A personal peeve is the use of "thus" for "therefore". I prefer "thus" to mean "in this way" and "therefore" to mean "because of this". But note that this peeve is only worth having because there is a clear difference in meaning.

One quasi rule that style guides usually prescribe is not to use "like" for "such as". This poses difficulties for most of us because the distinction is lost in the spoken language. "I'd like Leeds to buy players like George Boyd" strictly means "players of the same type as George Boyd (but not George Boyd)" but of course when I say that, I mean I want Leeds to buy George Boyd.

Personally, I think this distinction is sufficiently dead that it's not worth preserving. There is a difference in meaning but it's abused so readily with so little impact that it seems barely worth the fight.

When you read "I want something to eat like a sandwich", you don't think "he wants something to eat that is the same type of thing as a sandwich". You think, "he wants a sandwich".

Another distinction, and the point of this post, is that between "fewer" and "less". It is almost the pedants' shibboleth. But there never was an actual difference in meaning between "fewer" and "less", only that one can be used with one type of noun, the other with another.

If you don't know, you may only use "fewer" with things that you can count, and you may only use "less" with things that you cannot count. You would never use "fewer" where you would use "less" (fewer money is ridiculous), but you might well use "less" where you would use "fewer" (less coins does not feel very wrong to most of us, if at all).

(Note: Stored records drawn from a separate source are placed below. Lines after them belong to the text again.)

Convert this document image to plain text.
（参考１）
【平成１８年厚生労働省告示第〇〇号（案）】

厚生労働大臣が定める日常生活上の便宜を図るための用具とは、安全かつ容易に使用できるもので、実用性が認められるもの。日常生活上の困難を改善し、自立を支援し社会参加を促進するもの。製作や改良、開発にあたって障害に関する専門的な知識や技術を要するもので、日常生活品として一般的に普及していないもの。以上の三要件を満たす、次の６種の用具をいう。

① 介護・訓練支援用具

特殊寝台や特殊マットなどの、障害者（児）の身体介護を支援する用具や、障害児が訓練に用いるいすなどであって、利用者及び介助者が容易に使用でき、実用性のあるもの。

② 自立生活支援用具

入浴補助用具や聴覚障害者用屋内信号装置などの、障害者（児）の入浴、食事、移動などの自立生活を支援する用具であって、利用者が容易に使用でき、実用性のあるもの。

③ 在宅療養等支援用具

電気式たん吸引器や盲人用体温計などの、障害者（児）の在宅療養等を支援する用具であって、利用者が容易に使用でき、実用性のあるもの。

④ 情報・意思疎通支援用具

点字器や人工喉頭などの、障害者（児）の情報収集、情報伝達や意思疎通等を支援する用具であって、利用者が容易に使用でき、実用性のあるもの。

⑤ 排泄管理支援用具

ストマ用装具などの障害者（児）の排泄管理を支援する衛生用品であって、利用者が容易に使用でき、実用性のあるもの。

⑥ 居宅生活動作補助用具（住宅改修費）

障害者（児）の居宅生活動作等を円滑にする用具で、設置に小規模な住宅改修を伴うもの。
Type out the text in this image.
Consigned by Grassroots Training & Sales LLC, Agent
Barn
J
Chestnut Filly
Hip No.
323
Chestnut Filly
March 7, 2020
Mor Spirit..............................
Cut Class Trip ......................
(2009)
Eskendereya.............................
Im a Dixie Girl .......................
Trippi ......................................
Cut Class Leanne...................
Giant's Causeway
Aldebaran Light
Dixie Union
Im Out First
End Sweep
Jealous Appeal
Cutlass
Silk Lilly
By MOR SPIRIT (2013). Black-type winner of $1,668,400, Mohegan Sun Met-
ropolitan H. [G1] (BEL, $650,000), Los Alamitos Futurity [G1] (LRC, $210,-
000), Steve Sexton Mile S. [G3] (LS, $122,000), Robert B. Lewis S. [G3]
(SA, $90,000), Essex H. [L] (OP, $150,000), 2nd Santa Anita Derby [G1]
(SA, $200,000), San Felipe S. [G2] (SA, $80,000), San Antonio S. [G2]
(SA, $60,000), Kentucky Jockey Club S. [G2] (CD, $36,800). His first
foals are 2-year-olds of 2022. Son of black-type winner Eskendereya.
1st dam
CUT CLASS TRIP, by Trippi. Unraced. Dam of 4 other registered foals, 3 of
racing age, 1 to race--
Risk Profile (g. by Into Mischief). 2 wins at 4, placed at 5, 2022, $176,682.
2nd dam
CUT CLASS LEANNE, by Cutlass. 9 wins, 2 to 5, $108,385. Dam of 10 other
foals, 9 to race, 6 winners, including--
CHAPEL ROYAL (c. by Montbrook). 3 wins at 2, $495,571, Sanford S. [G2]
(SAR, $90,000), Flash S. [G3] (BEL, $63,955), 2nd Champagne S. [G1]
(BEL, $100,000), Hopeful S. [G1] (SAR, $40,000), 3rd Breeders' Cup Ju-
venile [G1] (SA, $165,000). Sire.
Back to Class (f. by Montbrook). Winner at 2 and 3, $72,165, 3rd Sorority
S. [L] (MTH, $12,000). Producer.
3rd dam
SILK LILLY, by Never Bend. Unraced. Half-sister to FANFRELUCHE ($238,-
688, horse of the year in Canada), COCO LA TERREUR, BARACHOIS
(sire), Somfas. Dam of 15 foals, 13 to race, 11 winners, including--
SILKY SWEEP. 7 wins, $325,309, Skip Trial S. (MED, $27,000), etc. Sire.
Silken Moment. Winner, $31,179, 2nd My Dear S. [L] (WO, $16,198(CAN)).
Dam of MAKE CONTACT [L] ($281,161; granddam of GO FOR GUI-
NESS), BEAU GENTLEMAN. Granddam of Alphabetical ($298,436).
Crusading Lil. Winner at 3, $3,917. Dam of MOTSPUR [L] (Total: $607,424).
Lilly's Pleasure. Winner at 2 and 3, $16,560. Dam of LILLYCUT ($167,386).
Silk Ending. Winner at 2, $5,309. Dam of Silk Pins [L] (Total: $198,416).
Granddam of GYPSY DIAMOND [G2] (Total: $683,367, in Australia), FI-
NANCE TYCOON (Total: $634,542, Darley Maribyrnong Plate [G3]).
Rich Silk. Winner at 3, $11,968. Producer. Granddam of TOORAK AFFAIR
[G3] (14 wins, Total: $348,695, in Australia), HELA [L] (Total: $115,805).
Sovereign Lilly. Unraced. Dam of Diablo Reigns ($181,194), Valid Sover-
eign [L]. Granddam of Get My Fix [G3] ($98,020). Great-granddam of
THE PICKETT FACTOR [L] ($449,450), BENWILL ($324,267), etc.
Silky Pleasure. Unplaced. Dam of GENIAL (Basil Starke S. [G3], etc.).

The plain fact is that "less" now means both "a smaller portion of an uncountable thing" and "fewer of a countable thing". We've been seeing lanes marked "12 items or less" for so long now, we've even stopped mentally yelling "12 items or fewer" at them.

I think it could be dispensed with. It is probably more common to see "less" these days and for all quasi rules, there's a tipping point where the battle is lost, and you stop being a defender of correct English and start being a pedant if you try to hold the line.

Nothing much is lost. Eventually, we may lose the word "fewer" but actually, languages lose and gain words all the time, and are none the worse off for it. We still understand each other and that's what counts.

The important thing in English is not to get the pedantries correct. You probably do not write well if you write loose, no matter how many quasi rules you obey. If your writing is clumsy, mannered, filled with jargon and redundancy, it does not matter that you do not strictly fail in grammar or "correctness", nor that you never put the wrong word; you still write badly.